The Criminal Justice Miscellaneous Provisions Act also introduces longer sentences for people convicted of assaulting Gardaí and other emergency services personnel on duty and creates a new stand-alone offence of stalking.
Justice Minister Helen McEntee said the new legislation was part of the government’s policy to tackle domestic, sexual, gender-based and gang-related violence.
The maximum sentence for assault causing harm has been doubled from five to ten years.
The scope of the existing offence of harassment has been widened to include any behaviour that seriously disturbs a person’s peace and privacy or causes alarm, distress or harm.
A new separate offence of stalking has been introduced into the law with a maximum penalty of up to ten years, with similar penalties for the separate offence of non-fatal strangulation or suffocation.

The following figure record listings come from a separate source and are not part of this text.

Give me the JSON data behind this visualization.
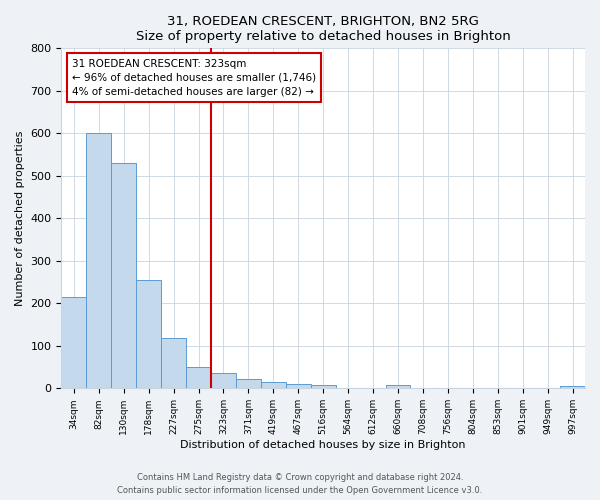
{
  "title": "31, ROEDEAN CRESCENT, BRIGHTON, BN2 5RG",
  "subtitle": "Size of property relative to detached houses in Brighton",
  "xlabel": "Distribution of detached houses by size in Brighton",
  "ylabel": "Number of detached properties",
  "bar_labels": [
    "34sqm",
    "82sqm",
    "130sqm",
    "178sqm",
    "227sqm",
    "275sqm",
    "323sqm",
    "371sqm",
    "419sqm",
    "467sqm",
    "516sqm",
    "564sqm",
    "612sqm",
    "660sqm",
    "708sqm",
    "756sqm",
    "804sqm",
    "853sqm",
    "901sqm",
    "949sqm",
    "997sqm"
  ],
  "bar_values": [
    215,
    600,
    530,
    255,
    118,
    50,
    35,
    22,
    15,
    10,
    8,
    0,
    0,
    7,
    0,
    0,
    0,
    0,
    0,
    0,
    5
  ],
  "bar_color": "#c5d9ec",
  "bar_edge_color": "#5b9bd5",
  "vline_index": 6,
  "vline_color": "#cc0000",
  "annotation_title": "31 ROEDEAN CRESCENT: 323sqm",
  "annotation_line1": "← 96% of detached houses are smaller (1,746)",
  "annotation_line2": "4% of semi-detached houses are larger (82) →",
  "ylim": [
    0,
    800
  ],
  "yticks": [
    0,
    100,
    200,
    300,
    400,
    500,
    600,
    700,
    800
  ],
  "footer_line1": "Contains HM Land Registry data © Crown copyright and database right 2024.",
  "footer_line2": "Contains public sector information licensed under the Open Government Licence v3.0.",
  "bg_color": "#eef2f7",
  "plot_bg_color": "#ffffff",
  "grid_color": "#c8d4e0"
}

There is now a maximum sentence of up to life imprisonment for non-fatal strangulation or suffocation causing serious harm.
Minister McEntee said that these offences are often indicators of further, potentially lethal violence against a woman.
The maximum sentence for assaulting Gardaí or other emergency services personnel on duty has been increased from seven to 12 years, while the maximum sentence for conspiracy to murder, usually prosecuted in gang-related cases, has been increased to life imprisonment.
The maximum sentence for conspiracy to murder will be increased from the current ten years to life imprisonment to further toughen the laws around gang crime.